Drug trafficking isn’t the only crime being perpetrated with the supervision of convicts in the New Bilibid Prison. The Anti-Kidnapping Group of the Philippine National Police arrested last month four men for kidnapping the owner of a steel trading firm in Cabuyao, Laguna. The AKG said the suspects pointed to Tyrone dela Cruz, a convict in the NBP, as the mastermind who directed them to demand a ransom of P15 million from the victim.
Dela Cruz is serving time for kidnapping. Probers are pursuing reports that an inspector who is set to retire from the Bureau of Corrections smuggled mobile phones to Dela Cruz in exchange for P6,000 per unit.
Congressional investigations showed that cell phones also allowed several NBP inmates to continue supervising large-scale drug trafficking operations outside the prison. These inmates have turned the country’s main prison facility into the most secure base of operations for drug trafficking and other crimes including, as in the case of Dela Cruz, even kidnapping for ransom.
How hard is it to restrict prisoners’ communication with the outside world? They can still be allowed to stay in touch with loved ones, lawyers or friends through landlines. There are metal detectors to prevent smuggling of cell phones, guns, grenades and bladed weapons into prison cells. It shouldn’t be impossible to design a system of checking each jail personnel for any attempt to smuggle contraband into the prison compound.

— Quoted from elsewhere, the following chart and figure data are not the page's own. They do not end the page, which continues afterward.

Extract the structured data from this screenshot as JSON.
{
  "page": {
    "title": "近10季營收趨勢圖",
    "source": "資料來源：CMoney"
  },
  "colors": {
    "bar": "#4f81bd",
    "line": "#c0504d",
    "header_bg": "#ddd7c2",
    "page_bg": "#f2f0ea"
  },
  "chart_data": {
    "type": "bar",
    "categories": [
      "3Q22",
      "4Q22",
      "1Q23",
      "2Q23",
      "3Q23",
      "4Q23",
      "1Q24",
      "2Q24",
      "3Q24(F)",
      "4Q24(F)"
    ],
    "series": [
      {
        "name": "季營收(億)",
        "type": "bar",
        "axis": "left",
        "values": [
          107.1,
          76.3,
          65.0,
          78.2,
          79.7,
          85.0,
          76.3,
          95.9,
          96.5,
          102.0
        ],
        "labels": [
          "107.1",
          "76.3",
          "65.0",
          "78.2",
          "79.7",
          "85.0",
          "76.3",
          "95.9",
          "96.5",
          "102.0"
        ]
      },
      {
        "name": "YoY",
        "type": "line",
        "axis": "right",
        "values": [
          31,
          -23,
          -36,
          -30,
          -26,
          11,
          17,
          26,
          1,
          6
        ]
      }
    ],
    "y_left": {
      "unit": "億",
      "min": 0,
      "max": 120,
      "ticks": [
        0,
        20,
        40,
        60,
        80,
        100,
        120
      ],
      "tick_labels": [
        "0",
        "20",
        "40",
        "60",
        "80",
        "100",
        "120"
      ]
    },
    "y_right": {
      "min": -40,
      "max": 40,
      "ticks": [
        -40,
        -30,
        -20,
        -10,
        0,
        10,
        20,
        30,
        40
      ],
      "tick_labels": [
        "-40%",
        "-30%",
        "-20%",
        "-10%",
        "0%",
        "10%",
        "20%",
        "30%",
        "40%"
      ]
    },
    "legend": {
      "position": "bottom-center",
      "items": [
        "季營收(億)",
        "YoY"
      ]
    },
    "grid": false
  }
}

The government has deployed Special Action Force members and at one point even armored personnel carriers to the NBP to prevent drug trafficking. So far there has been no report of NBP drug dealers again enjoying air-conditioned rooms with bathtubs, a sauna and even a music recording studio.
Yet even SAF members – the PNP’s elite force – have failed to stop the smuggling of certain types of contraband, starting with that basic tool for running criminal operations in this digital age, the mobile phone. What will it take to put an end to this? President Duterte should move decisively to stop the national penitentiary from serving as the country’s crime central.